McIlroy, twice a PGA Championship winner, once proclaimed the LIV Series dead in the water but with the first tournament set to debut from June 9-11 at the Centurion Club outside London the Northern Irishman conceded his prediction was premature.
“I might have been a little presumptuous at that point,” McIlroy told reporters. “It seems like it’s still going.
“I think we’re just going to have to see how it plays out.
“Honestly it’s going to shape the future of professional golf one way or another, so I think we’re just going to have to see how it all shakes out.”
For McIlroy and many others that future — for the moment — does not include the LIV series.
McIlroy said he had made his decision and owed his allegiance to the PGA Tour but that ultimately it was an individual choice.
“I’ve made my decision, and I know where I want to play,” said McIlroy, adding that he was sick of the subject. “I’m not standing in anyone’s way, and I’m not saying that they shouldn’t go over there and play if that’s what they feel is right for them, then 100 percent they should go and do it.
“I think the sooner it all happens and the sooner everything shakes out, I think we can all just go back to not talking about it and doing what we want to do.”
The battle lines have been drawn.
The PGA Tour has followed through on its threat to punish any member joining the breakaway circuit by refusing to release players, while LIV CEO Greg Norman said the series was prepared to reimburse players who were fined and had legal injunctions ready to go if they were sanctioned or banned.

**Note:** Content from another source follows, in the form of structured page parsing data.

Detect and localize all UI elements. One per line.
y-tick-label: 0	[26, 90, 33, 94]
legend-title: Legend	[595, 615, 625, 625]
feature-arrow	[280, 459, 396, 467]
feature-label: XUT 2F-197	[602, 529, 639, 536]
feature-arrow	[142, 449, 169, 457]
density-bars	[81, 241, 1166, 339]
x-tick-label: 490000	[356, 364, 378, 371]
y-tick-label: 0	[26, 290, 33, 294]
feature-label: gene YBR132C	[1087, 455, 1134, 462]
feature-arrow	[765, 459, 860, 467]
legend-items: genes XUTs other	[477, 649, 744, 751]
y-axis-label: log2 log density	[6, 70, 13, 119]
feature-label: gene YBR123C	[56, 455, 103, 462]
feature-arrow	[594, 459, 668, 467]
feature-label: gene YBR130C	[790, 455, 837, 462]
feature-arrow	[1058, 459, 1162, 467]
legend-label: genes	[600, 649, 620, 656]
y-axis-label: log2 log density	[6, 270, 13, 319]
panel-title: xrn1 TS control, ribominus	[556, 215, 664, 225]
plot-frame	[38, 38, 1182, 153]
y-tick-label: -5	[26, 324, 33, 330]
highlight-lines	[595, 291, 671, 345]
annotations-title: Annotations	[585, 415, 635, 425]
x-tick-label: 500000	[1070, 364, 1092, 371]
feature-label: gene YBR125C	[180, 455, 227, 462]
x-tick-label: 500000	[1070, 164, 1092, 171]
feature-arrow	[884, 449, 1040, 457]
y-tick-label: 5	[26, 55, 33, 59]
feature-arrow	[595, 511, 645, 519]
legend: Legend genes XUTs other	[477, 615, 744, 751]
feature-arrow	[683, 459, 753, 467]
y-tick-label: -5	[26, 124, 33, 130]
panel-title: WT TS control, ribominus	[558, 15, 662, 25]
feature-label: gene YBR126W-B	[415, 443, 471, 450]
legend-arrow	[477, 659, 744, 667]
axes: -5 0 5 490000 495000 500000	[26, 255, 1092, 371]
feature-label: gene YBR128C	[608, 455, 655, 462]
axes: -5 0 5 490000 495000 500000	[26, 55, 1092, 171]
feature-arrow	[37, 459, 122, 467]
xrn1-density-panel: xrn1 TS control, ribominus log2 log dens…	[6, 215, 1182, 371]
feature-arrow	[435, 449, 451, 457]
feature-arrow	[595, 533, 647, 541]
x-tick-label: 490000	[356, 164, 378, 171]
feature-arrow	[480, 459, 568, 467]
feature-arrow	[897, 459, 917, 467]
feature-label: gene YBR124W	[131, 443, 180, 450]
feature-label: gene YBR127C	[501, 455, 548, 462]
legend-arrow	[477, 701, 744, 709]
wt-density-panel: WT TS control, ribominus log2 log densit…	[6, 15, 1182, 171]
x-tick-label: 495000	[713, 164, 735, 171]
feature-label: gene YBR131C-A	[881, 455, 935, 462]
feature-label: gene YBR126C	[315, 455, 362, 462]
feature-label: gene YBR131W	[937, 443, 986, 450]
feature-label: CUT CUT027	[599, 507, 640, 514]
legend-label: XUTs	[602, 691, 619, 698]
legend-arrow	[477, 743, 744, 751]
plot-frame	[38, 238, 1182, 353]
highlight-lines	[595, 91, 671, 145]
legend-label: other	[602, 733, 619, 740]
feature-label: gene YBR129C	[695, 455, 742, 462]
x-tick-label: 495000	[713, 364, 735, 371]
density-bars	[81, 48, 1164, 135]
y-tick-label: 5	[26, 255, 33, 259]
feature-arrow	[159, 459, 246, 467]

Who might play in the LIV Series is open to wild speculation but most of the world’s top golfers, including Woods and McIlroy, have proclaimed their loyalty to the PGA Tour.
But there are other players considering their options, no doubt tempted by the lure of a massive payday.
Golfers at the Centurion will be playing for a purse of $25 million, almost triple the PGA Tour Canadian Open’s $8.7 million which will be played the same week.
For British Open champion Collin Morikawa the decision comes down to majors over money.
“At the end of the day, you make a decision — do you want to do this or do you want to do that?’ said the American. “When it comes down to it, it’s more about where your heart lies.
“You weigh where you are in life, what’s important, what you want to do, and you make a decision.”